Thursday, September 18, 2014

Do we Need Test cases?

I was writing test cases meekly for one of my projects on a busy day at my office. A notion clung my mind why am I doing so. Is this necessary? Is it indispensable?
I tried getting inputs from my fellow colleagues, despite it was vague to question about such an imperative thing.  Every one answered in a similar fashion. It was about its benefits namely repeatability, re-usability, can be used for regression testing (particularly if you don’t have automated scripts), providing an audit trail of testing done (coverage), training – it can be useful for helping to new staff, can provide traceability to requirements etc. Alas, I got all the answers in favor of need as expected.
Test cases are not necessary as it doesn’t imply quality testing and moreover it does not make a good tester in isolation either. In quest of its need I drilled down more.

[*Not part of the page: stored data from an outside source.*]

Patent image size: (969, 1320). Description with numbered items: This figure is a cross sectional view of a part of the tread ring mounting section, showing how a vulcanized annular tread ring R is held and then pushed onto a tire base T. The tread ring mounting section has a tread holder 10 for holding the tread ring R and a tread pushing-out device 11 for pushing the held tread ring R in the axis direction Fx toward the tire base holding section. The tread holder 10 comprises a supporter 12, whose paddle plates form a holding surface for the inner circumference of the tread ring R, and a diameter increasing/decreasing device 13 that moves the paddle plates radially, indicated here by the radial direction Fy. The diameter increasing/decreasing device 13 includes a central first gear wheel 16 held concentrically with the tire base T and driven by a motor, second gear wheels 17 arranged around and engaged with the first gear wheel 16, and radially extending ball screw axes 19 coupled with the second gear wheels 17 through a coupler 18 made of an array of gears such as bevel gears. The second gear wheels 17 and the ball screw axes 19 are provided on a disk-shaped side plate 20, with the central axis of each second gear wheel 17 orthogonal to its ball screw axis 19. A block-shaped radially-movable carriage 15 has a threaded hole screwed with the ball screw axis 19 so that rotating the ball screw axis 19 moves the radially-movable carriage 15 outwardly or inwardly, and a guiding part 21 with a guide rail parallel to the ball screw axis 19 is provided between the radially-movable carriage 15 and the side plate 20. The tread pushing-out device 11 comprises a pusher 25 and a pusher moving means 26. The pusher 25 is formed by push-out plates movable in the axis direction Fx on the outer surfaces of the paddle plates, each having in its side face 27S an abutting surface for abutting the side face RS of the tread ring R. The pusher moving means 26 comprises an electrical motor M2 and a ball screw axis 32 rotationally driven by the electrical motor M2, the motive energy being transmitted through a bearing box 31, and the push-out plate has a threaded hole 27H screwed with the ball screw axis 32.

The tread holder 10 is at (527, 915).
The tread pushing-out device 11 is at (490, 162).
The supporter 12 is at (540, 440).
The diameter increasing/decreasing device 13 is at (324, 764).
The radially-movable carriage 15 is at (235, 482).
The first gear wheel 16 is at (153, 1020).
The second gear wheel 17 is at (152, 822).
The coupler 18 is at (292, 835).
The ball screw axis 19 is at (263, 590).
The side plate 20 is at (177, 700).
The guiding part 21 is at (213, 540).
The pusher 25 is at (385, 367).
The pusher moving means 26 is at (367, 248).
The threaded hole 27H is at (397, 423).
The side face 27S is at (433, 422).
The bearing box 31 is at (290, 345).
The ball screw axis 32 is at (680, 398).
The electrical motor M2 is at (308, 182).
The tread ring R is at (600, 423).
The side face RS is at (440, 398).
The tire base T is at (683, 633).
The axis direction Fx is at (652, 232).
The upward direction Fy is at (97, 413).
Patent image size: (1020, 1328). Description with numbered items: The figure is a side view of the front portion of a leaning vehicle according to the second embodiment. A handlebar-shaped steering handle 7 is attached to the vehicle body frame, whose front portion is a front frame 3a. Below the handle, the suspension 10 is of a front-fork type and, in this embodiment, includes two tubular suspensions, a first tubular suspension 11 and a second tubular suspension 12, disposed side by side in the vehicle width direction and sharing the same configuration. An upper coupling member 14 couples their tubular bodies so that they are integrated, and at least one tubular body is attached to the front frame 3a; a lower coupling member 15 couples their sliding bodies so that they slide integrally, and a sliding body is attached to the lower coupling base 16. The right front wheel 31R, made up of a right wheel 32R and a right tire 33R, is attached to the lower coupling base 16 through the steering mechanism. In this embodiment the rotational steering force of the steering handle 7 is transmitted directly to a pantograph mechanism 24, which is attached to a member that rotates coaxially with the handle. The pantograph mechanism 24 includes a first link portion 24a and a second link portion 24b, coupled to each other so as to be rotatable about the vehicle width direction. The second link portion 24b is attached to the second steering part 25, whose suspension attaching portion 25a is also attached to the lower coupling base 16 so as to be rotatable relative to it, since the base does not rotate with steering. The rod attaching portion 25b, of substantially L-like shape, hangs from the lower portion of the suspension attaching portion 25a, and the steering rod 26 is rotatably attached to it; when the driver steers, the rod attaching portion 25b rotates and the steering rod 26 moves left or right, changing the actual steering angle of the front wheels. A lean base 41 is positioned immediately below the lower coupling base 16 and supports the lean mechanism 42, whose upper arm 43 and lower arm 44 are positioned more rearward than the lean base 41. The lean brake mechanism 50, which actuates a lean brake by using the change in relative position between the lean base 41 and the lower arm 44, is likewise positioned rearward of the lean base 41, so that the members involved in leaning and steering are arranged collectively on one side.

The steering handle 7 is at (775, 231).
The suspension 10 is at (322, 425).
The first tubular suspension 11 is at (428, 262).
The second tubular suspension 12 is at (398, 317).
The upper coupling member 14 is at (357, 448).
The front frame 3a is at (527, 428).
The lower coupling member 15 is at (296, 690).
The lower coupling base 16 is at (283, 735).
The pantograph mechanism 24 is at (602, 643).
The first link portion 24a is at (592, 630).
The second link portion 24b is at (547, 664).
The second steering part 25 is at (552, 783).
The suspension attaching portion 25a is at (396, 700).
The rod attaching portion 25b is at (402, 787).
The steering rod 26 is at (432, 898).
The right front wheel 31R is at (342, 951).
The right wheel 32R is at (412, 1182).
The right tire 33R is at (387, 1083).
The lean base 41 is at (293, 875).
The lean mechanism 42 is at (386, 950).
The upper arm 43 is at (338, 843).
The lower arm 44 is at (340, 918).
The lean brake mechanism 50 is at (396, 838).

Software testing is about brainstorming test ideas that you can think. Instead of spending time on writing whether a test is manual type or any other, spend that time in listing or thinking another good test idea. It is about as soon as you get information about the requirements (software requirements specification document though it is always incomplete), we should have a list of ‘Wh…’ questions related to it. Which would certainly help you in evolving your creative thinking too?

Now a day every IT organization is following the agile methodology. There is nothing new in it. Let me give you a more of similar analogy for it. When we speak to a person/group, our notion is more of agile kind of thing. We know what to speak and if we get wrong in between we know how to react to it by asserting new ideas. If we miss some points during the extempore we can share that later on.
Same way if you think in especially for agile software development that is characterized by the division of tasks into short phases of work and frequent reassessment and adaptation of plans. We develop something that can have some missing requirements; issues or new changes/redesigns etc. and these are so frequent.
Coming to the software testing context the changes in requirements are more frequent and it is not an easy task to keep testing needs in same pace. Think of a situation where changes are frequent and someone prepares docs (test plans/cases, matrices) etc. for requirements then the work done for the preparation goes in vain and it happens.
This is my Self-experience :(

In my opinion the conclusion is that writing test cases should only be context driven. A simple feature/check list should be enough for it. A good test design document come in handy too for the same. Invest more time in testing the software rather making your test cases fancy.